Publié le 26 février 2026 à 20h00. Le groupe de hackers ShinyHunters a commencé à publier des données volées à l’opérateur de télécommunications néerlandais Odido après que l’entreprise a refusé de payer une rançon, exposant potentiellement les informations personnelles de millions de clients.
- Le groupe de hackers ShinyHunters revendique la responsabilité de la violation des données d’Odido, ayant dérobé des millions d’enregistrements clients.
- Odido a refusé de céder aux demandes de rançon, ce qui a conduit à la publication de certaines données volées.
- Les informations compromises incluent des noms, des adresses et des notes internes, mais aussi des données plus sensibles comme des numéros de passeport, des adresses e-mail et des dates de naissance, toujours en possession des pirates.
L’entreprise de télécommunications Odido a été victime d’une importante cyberattaque au début du mois de février 2026. Le groupe de hackers ShinyHunters a revendiqué la responsabilité de cette violation, affirmant avoir dérobé des millions d’enregistrements clients. Odido avait initialement divulgué la brèche le 12 février, indiquant que des attaquants avaient accédé à son système de contact client le 7 février et téléchargé des données personnelles.
Selon Odido, les informations compromises varient d’un client à l’autre et peuvent inclure le nom complet, l’adresse, le numéro de téléphone, le numéro de client, l’adresse e-mail, l’IBAN (numéro de compte bancaire), la date de naissance et certains détails d’identification (numéro et date de validité du passeport ou du permis de conduire). L’entreprise a précisé que les mots de passe du compte Mijn Odido, les détails des appels, les données de localisation, les données de facturation et les scans de documents d’identité n’avaient pas été exposés.

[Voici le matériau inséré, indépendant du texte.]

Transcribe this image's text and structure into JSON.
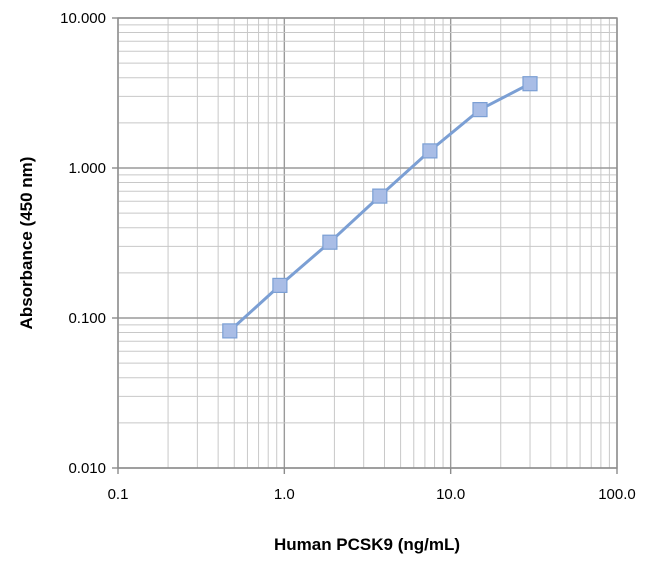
{
  "chart_data": {
    "type": "line",
    "title": "",
    "xlabel": "Human PCSK9 (ng/mL)",
    "ylabel": "Absorbance (450 nm)",
    "x_scale": "log",
    "y_scale": "log",
    "xlim": [
      0.1,
      100
    ],
    "ylim": [
      0.01,
      10
    ],
    "x_tick_labels": [
      "0.1",
      "1.0",
      "10.0",
      "100.0"
    ],
    "y_tick_labels": [
      "0.010",
      "0.100",
      "1.000",
      "10.000"
    ],
    "grid": true,
    "legend": "none",
    "series": [
      {
        "x": [
          0.47,
          0.94,
          1.88,
          3.75,
          7.5,
          15,
          30
        ],
        "y": [
          0.082,
          0.165,
          0.32,
          0.65,
          1.3,
          2.45,
          3.65
        ],
        "color": "#7b9fd4",
        "marker": "square"
      }
    ]
  }
}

ShinyHunters a exigé une rançon d’Odido en échange du non-publication des données volées. Le montant initialement demandé se situait dans une fourchette comprise entre 1 et 10 millions d’euros, avant d’être réduit à 500 000 euros. Odido a finalement décidé de ne pas céder aux demandes des pirates, ce qui a conduit à la publication de certaines données sur 430 000 consommateurs et 290 000 entreprises. Ces données initialement publiées comprennent le nom, l’adresse et d’éventuelles notes internes prises par Odido, comme des informations sur les retards de paiement.
La police néerlandaise a mis en garde contre le téléchargement des données divulguées, soulignant que cela est illégal. Elle a également mis à disposition un site web, Check Je Hack, permettant aux citoyens de vérifier si leurs données ont été compromises lors d’autres fuites de données. Les informations relatives à cette attaque devraient également y figurer à un moment donné, bien que la date exacte soit inconnue.
Odido a indiqué qu’elle contacterait directement les clients dont les données auraient été publiées. Les experts en cybercriminalité ont souligné que ShinyHunters a la réputation de tenir ses promesses une fois l’argent versé, mais ont également rappelé qu’il n’y a aucune garantie que les données ne soient pas vendues à d’autres criminels ou diffusées ultérieurement. Selon des estimations, plus d’un quart des entreprises néerlandaises victimes de cyberattaques similaires ont payé une rançon l’année dernière, malgré les recommandations de la police.
En ce qui concerne la possibilité d’obtenir une indemnisation, Odido indique qu’une violation de données ne donne pas automatiquement droit à une compensation. L’autorité néerlandaise de protection des données a précisé qu’une indemnisation est possible si un dommage peut être prouvé, qu’il existe un lien de causalité entre la fuite de données et ce dommage, et que l’entreprise n’a pas correctement protégé les données personnelles.